Jess, aka Lightning Girl, has told the world she's lost her powers to protect her family and friends from the media and government's constant harassment. To get away from it all she takes a job at a musically gifted summer camp, hours from home, and hopes it's far enough to put the last few months behind her. Everything's going great until a desperate father turns up needing Jess to find his daughter and the outcome has her running for her life.

I like any Meg Cabot book. They're fun young adult books. Lots of adventure and none of the trauma that the equivalent adult book throws at you. This is a great book, it's part of my I'm-stuck-in-bed-sick-and-need-a-happy-book shelf of books.

Janet Evanovich & Charlotte Hughes - Full House (2002)

This is the first book in the Max Holt series. It starts with the genius Max as a teenage boy on his uncle Nick's ranch. Nick is trying to run a Polo school, but Max is busy fighting inequality in society - by blowing things up. Add to the mix Max's much older and very self-involved sister Dee, who is about to enter her fourth marriage, but is crashing at Nick's home until the wedding - and driving him crazy.

So Nick does the only reasonable thing - he tricks the woman he's lusting after, Billie, into taking Dee into her home. It's an avalanche of the usual calamitous high-jinks Evanovich is infamous for until the explosive ending.

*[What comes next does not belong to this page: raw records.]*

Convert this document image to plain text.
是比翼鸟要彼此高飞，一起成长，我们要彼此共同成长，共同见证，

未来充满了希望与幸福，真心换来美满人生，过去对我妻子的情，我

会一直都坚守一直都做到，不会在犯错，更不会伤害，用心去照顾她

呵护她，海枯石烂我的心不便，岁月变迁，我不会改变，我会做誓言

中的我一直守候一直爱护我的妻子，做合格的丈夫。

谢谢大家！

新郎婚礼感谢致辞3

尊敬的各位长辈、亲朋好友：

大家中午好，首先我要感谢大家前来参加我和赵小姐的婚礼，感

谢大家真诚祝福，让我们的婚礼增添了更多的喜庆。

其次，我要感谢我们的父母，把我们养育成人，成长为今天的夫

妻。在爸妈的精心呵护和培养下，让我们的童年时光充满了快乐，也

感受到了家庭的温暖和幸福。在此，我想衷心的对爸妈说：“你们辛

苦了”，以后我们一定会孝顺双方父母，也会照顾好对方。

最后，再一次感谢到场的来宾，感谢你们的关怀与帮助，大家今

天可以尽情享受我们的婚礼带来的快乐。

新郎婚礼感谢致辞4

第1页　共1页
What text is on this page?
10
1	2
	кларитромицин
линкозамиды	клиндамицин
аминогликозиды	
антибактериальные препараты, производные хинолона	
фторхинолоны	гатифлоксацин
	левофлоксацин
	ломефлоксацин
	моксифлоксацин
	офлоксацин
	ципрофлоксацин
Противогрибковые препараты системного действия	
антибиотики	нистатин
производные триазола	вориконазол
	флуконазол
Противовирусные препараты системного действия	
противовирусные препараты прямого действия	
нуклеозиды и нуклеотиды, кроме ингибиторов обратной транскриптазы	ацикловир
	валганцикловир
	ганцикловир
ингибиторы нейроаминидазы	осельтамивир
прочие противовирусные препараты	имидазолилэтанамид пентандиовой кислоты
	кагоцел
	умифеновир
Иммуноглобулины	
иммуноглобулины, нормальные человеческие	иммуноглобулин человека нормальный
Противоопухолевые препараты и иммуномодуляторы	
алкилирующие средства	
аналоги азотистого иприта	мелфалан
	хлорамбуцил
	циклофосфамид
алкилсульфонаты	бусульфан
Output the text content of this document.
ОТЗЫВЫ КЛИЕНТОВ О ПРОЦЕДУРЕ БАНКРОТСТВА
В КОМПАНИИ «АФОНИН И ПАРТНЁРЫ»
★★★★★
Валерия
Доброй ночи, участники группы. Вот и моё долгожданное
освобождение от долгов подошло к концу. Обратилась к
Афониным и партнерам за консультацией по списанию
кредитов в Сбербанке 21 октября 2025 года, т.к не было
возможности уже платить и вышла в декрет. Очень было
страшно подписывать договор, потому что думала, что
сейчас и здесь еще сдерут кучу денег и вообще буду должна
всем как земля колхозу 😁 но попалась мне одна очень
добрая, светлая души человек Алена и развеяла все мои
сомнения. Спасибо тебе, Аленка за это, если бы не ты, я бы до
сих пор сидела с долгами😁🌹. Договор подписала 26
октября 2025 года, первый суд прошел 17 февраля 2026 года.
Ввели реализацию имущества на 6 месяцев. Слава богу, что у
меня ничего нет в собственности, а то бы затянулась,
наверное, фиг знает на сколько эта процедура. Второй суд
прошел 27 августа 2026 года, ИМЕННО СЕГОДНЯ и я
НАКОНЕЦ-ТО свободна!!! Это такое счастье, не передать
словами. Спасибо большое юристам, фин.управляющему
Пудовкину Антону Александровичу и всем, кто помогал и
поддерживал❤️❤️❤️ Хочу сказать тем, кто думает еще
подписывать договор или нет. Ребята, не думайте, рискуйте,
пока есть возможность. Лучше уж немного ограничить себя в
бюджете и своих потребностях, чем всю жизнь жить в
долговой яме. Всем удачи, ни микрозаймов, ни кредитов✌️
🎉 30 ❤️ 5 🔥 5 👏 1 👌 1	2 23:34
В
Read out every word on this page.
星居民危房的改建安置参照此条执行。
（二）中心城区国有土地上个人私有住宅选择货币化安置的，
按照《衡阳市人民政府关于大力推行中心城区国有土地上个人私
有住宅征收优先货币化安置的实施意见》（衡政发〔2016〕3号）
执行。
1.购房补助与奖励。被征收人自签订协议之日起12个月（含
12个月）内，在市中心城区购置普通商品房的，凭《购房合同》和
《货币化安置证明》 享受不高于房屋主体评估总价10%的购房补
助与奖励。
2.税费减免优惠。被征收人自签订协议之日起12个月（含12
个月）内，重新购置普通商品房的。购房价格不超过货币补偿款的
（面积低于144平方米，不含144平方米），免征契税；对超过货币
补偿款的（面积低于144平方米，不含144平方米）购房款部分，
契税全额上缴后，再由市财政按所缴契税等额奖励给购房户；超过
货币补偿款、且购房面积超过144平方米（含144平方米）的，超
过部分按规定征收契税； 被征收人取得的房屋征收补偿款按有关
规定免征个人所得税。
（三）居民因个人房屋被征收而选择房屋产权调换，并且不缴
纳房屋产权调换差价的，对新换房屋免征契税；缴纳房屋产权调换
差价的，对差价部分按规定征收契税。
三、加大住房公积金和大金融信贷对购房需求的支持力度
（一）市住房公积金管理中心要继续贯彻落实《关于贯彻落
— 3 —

The book was okay, but I found Nick's character super-cold. Particularly near the end (SPOILER) where Billie has only been kidnapped for an hour, but he's all ready to sink into despair and assume she's dead. Umm... that's the spirit??! Apart from that it was interesting seeing a teenage Max, he's a fun character.

Friday, February 27, 2015

Elizabeth Peters - Thunder in the Sky (2000)

This is book 12 in the Amelia Peabody series.

It's 1914 and the Emersons are spending another dig season in Egypt, but their archaeological yearnings take a backseat to World War 1. Ramses, opposed to war, is collecting white feathers from the British community. David is interned in India and Nefret is foolishly playing with their newest enemy, Percy. Aside from the Emerson-family-theatrics is the civil unrest in Egypt as an uprising looms in Cairo, and the influx of soldiers, training for trench warfare and protecting the Suez Canal.

The Emersons work well together in this book, apart from Nefret, whom they still don't seem to entirely trust. Not surprising considering how prone she is to impulsiveness. Which is one of the main reasons Percy is now their enemy - Nefret betrayed Ramses' secret in a fit of rage to Percy. But, alls well that ends well - sort of. I'm happy Sethos is back and I absolutely do not believe the ending - it's just not possible! I really enjoyed this episode in the Emerson-drama. Finally the characters are meshing together and becoming that indomitable team that they just feel like they should be.